The other side

Cal quarterback Zach Maynard threw a touchdown pass to his half-brother Keenan Allen in overtime to win Saturday's game against Colorado.
Sean Goebel/Staff
Cal quarterback Zach Maynard threw a touchdown pass to his half-brother Keenan Allen in overtime to win Saturday's game against Colorado.

The Daily Californian and the CU Independent, the University of Colorado’s daily student newspaper, have collaborated to bring wide-ranging coverage of Saturday’s matchup between Cal and Colorado. The CU Independent will be publishing a column reflecting the game by a Daily Cal football writer; below is analysis of the game from Colorado’s point of view, written by Michael Krumholtz, sports editor of the CU Independent.

Eight Observations from CU-Cal

by Michael Krumholtz, CU Independent sports editor

1. Colorado, left in a hole from the mangled and mis-managed Dan Hawkins era, is a long way from being competitive in the Pac-12. The current defensive roster is not especially deep or talented. Recruiting for speed is a necessity if Jon Embree wants to take a realistic shot at stopping an Oregon or a Stanford.

2. Three NFL receivers played in this game. Cal’s duo of Marvin Jones and Keenan Allen are legitimate wideouts who, when teamed on opposite sides, are impossible to stop for four quarters. Jones looks to be a middle-round pick and Allen, with another year or two, should be one of the premier prospects of his class.

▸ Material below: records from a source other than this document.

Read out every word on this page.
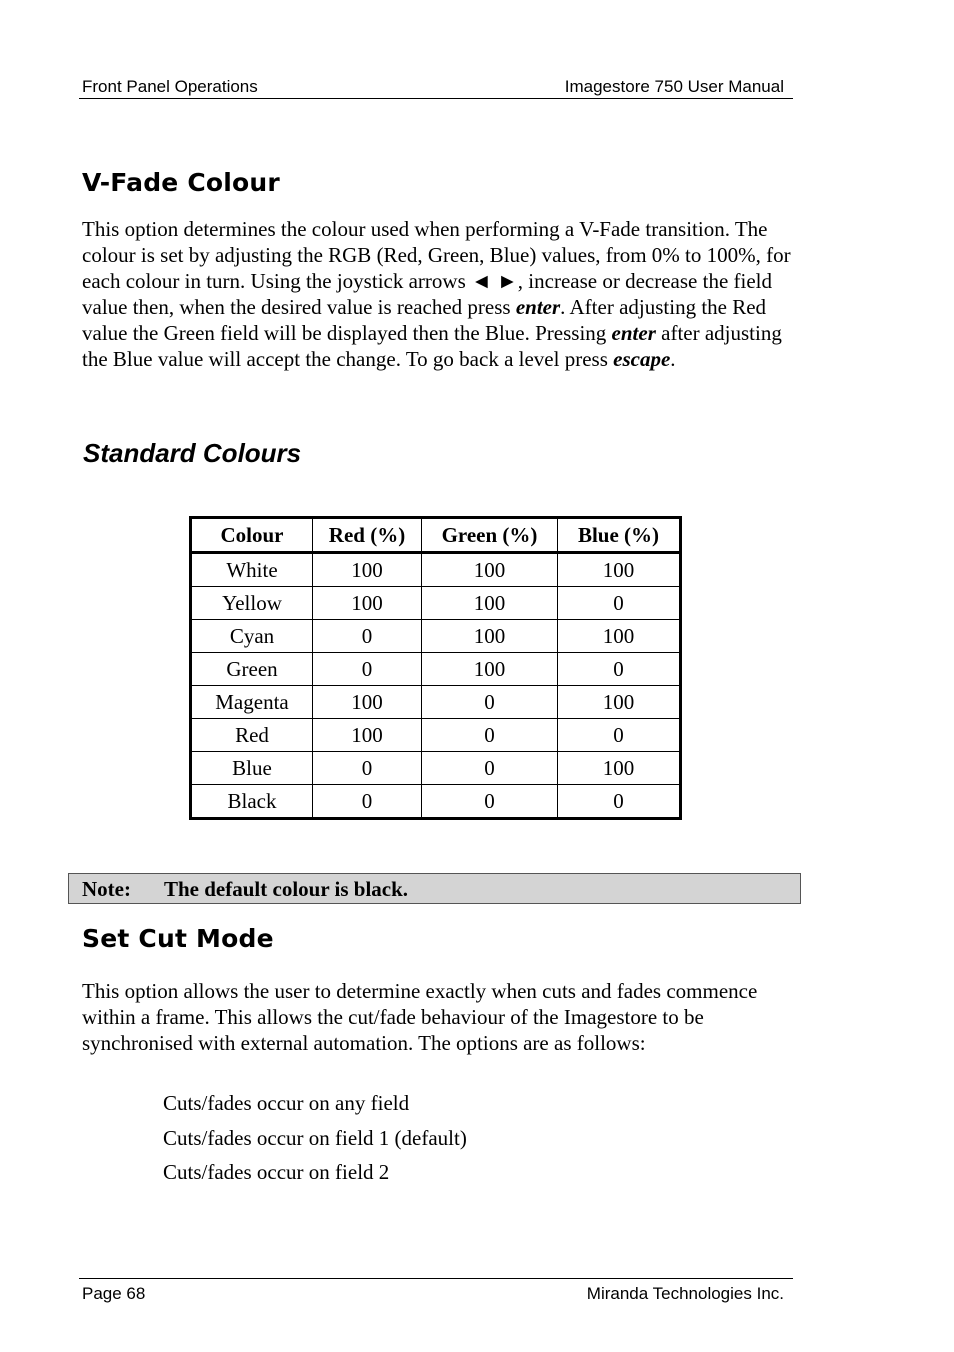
Front Panel Operations	Imagestore 750 User Manual
V-Fade Colour

This option determines the colour used when performing a V-Fade transition. The colour is set by adjusting the RGB (Red, Green, Blue) values, from 0% to 100%, for each colour in turn. Using the joystick arrows ◄ ►, increase or decrease the field value then, when the desired value is reached press enter. After adjusting the Red value the Green field will be displayed then the Blue. Pressing enter after adjusting the Blue value will accept the change. To go back a level press escape.

Standard Colours
Colour	Red (%)	Green (%)	Blue (%)
White	100	100	100
Yellow	100	100	0
Cyan	0	100	100
Green	0	100	0
Magenta	100	0	100
Red	100	0	0
Blue	0	0	100
Black	0	0	0
Note: The default colour is black.
Set Cut Mode

This option allows the user to determine exactly when cuts and fades commence within a frame. This allows the cut/fade behaviour of the Imagestore to be synchronised with external automation. The options are as follows:

Cuts/fades occur on any field
Cuts/fades occur on field 1 (default)
Cuts/fades occur on field 2
Page 68	Miranda Technologies Inc.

CU’s Paul Richardson, who set a school-record on the day with 284 yards, has speed for days. He caught everything in his area and took such great angles after his catches that Cal defenders had no chance to catch up. Although Allen owns the advantage in size, the sophomore Richardson will be another top prospect when he declares.

3. Zach Maynard is one of the better quarterbacks to suit up for Cal in quite a while (I won’t dare mention the name of a current Green Bay Packer, who was pretty alright as well). For his first away game he had every opportunity to choke under the eyes of a loud Folsom Field crowd. Instead he threw a couple clutch passes, including the 32-yarder to Allen in overtime, that won Cal the football game.

4. Cal’s defense has serious issues defending the pass. Obviously giving up 474 yards through the air is not promising. But, seeing that Cal had zero sacks and never really hurried quarterback Tyler Hansen does not bode well for future Pac-12 opponents.

5. Cal has a really good punter. I don’t know his name and, although I could look it up and put it here, no one ever remembers the punter’s name anyways. On a few occasions during Saturday’s game he completely flipped the field position and made it a little tougher for the Buffs offense.

6. Bears fans showed a surprising outing on Saturday. They filled up the away section and could be heard well throughout the game.

7. The penalty differential was beyond unpredictable. A 12-to-five disadvantage in CU’s corner allowed Cal to keep possession on numerous drives and killed the Buffs offense on others. Playing in front of a roaring collage of yellow-shirted and mostly drunken CU students had no effect on Cal’s composure.

However, the Buffs, whose coaches have preached discipline for an entire offseason, have major problems. Most of it came from the offensive line and a rotating set of centers.

8. Folsom Field provides the Buffs with a needed advantage. Since they have dropped their last 18 away games, including the 52-7 seizure in Berkeley, the Buffs have depended on Folsom to allow them some wins. If this game were played on a neutral surface, I’m not sure that Cal would not have won by two touchdowns. This team plays so much better at home, leading even Embree, while watching from afar, to say he thought the team quit last year in Berkeley.